While the most impactful moments too place inside the ICU, the filmmaker notes that she felt it was equally important to capture moments of the healthcare workers’ home life in order to make the story real, not merely clinical.
“I, from the outset, thought there wouldn’t be a film if I wasn’t going to be able to at least film Francesca outside of her work environment,” Achilli explains. “What I wanted to do was tell the story, from the beginning, of the psychological impact this was having on the healthcare workers and on the psyche of the Italian people in general. So I wanted to try and tell the story of Italy through the microcosm of Cremona and that hospital and the people I was meeting, as a kind of metaphor for everybody else, and now the rest of the world, because I’m sure her story is one of so many that are probably really similar.

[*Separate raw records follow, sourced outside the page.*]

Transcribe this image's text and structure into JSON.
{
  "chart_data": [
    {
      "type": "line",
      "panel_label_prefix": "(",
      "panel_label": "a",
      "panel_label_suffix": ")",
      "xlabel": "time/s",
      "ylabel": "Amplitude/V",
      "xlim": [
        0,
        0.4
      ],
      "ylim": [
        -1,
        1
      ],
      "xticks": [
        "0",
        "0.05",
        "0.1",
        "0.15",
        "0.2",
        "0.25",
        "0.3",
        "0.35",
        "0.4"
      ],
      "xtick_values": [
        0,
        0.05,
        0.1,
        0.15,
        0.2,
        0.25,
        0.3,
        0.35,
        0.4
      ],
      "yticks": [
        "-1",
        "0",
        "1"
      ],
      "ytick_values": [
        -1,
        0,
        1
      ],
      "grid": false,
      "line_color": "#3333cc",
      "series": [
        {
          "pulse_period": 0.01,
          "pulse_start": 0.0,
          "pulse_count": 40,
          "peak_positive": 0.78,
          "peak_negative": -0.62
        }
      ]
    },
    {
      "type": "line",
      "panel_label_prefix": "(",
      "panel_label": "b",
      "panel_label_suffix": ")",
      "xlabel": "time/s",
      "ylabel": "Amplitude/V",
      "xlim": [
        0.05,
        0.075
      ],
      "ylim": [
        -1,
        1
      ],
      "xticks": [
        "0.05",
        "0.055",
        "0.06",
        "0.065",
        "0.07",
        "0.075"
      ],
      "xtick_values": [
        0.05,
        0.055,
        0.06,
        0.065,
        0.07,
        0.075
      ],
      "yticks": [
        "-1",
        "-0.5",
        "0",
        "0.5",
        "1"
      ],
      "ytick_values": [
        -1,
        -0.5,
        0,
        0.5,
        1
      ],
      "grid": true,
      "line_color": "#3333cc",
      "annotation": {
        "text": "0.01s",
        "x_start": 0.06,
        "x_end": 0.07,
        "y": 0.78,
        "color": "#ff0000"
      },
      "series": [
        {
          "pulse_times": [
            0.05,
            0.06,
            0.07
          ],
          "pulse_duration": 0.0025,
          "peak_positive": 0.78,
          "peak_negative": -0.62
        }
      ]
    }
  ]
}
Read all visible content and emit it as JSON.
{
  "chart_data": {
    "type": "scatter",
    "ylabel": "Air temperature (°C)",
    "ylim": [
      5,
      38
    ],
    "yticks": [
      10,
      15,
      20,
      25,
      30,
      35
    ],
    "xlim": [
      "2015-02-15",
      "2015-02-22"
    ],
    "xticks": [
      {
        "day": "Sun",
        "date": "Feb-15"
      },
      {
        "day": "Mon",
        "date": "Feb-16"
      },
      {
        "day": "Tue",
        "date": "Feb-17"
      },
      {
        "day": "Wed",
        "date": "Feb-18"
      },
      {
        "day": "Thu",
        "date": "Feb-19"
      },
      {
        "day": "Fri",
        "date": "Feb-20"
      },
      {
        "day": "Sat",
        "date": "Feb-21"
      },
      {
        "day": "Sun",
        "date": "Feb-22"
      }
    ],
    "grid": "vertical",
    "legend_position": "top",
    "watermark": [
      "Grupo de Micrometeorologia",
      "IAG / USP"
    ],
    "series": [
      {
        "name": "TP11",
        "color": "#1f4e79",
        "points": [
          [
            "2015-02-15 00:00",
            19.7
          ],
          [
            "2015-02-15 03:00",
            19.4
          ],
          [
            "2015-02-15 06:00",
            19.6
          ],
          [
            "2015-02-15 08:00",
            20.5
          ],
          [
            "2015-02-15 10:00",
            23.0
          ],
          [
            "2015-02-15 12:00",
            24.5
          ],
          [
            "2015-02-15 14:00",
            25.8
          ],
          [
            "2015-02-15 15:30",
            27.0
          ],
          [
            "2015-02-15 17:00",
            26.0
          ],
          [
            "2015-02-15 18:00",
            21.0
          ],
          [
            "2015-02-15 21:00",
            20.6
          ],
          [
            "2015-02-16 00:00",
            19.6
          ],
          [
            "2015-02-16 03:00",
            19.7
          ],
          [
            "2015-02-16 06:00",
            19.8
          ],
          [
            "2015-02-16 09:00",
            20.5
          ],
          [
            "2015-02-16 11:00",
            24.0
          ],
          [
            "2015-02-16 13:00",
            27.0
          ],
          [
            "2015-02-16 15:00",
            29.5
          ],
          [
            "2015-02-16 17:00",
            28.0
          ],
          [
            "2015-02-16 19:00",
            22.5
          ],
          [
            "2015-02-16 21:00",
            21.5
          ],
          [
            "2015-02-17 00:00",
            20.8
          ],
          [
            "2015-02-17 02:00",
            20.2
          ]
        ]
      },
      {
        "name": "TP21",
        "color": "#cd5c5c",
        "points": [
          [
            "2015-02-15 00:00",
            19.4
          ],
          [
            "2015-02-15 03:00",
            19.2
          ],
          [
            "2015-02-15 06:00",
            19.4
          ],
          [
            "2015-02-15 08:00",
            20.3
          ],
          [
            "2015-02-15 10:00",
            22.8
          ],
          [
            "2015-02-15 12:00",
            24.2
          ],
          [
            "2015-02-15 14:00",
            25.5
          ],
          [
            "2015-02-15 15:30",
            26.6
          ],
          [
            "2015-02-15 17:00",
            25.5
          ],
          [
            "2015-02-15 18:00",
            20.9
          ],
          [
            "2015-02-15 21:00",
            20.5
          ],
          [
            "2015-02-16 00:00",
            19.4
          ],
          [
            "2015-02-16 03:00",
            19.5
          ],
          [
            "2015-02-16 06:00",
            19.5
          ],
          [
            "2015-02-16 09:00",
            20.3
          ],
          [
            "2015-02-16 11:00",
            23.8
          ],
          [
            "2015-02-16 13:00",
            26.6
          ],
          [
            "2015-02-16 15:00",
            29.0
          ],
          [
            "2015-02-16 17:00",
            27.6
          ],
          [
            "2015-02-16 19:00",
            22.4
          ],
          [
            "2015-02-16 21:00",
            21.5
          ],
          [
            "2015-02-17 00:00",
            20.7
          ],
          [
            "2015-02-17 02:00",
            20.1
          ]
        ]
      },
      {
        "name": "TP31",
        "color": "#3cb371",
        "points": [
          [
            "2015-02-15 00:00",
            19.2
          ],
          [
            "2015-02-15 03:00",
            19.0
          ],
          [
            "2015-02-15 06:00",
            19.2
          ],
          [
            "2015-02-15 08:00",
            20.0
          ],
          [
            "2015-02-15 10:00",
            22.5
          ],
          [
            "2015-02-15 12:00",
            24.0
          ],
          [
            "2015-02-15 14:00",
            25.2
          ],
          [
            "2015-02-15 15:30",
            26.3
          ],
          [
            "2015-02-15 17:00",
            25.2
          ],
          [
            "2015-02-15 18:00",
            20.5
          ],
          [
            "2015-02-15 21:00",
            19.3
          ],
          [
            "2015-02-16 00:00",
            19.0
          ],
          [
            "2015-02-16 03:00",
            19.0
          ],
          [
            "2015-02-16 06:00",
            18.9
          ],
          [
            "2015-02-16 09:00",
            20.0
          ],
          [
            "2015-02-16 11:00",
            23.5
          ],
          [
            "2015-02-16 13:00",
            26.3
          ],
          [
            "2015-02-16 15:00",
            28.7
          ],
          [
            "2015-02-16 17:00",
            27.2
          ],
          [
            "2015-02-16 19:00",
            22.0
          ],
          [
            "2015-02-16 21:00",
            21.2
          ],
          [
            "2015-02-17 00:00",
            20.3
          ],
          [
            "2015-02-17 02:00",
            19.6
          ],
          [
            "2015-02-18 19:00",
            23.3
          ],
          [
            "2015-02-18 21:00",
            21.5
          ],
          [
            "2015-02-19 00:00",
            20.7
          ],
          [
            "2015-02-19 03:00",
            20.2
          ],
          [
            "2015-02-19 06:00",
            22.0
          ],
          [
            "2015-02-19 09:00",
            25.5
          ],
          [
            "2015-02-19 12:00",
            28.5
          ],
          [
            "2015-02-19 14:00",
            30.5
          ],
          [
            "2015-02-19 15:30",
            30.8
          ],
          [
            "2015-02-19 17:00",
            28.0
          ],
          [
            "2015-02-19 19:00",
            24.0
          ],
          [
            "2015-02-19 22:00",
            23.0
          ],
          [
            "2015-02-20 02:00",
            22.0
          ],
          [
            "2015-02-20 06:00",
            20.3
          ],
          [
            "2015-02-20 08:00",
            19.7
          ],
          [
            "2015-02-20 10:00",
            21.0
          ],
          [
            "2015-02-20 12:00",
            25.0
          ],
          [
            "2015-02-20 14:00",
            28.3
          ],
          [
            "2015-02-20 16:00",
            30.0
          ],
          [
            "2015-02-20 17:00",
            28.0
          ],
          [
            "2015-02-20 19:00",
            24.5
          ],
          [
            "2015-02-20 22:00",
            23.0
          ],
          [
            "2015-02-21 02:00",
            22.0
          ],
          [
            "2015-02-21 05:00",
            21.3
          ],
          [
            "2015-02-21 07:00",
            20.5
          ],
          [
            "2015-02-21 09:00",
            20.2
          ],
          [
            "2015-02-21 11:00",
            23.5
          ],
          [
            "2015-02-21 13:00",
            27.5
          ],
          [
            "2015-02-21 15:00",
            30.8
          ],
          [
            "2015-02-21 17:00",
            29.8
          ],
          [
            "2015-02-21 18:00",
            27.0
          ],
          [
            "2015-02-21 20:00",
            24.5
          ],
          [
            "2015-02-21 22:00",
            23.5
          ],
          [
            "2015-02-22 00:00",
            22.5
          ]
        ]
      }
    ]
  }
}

“So I knew that I needed to do that. And Francesca opened her door to me right away, no questions. She’d even offered for me to stay with her. In order to keep safe, we took all the precautions possible. Obviously, she’s a doctor, so she had her judgments and she risked bringing me into her home as well. She didn’t know me, or where I came from. And then when I started living her life with her, it was as if we were this unit.”
Not only is the film a powerful warning and a document of the catastrophic damage Covid-19 is capable of causing, it has also been recognized as a powerful example documentary filmmaking and esteemed cinematographer John Bailey, ASC singled it out for his column in this month’s American Cinematographer magazine:
“The film is filled with many such intimate and moving scenes,” Bailey says. “At a time when the creative and marketing lines between big screen and small screen are blurring, this less-than-one-hour film made for television achieves a dramatic, emotional intensity of which few fictional theatrical movies are capable.”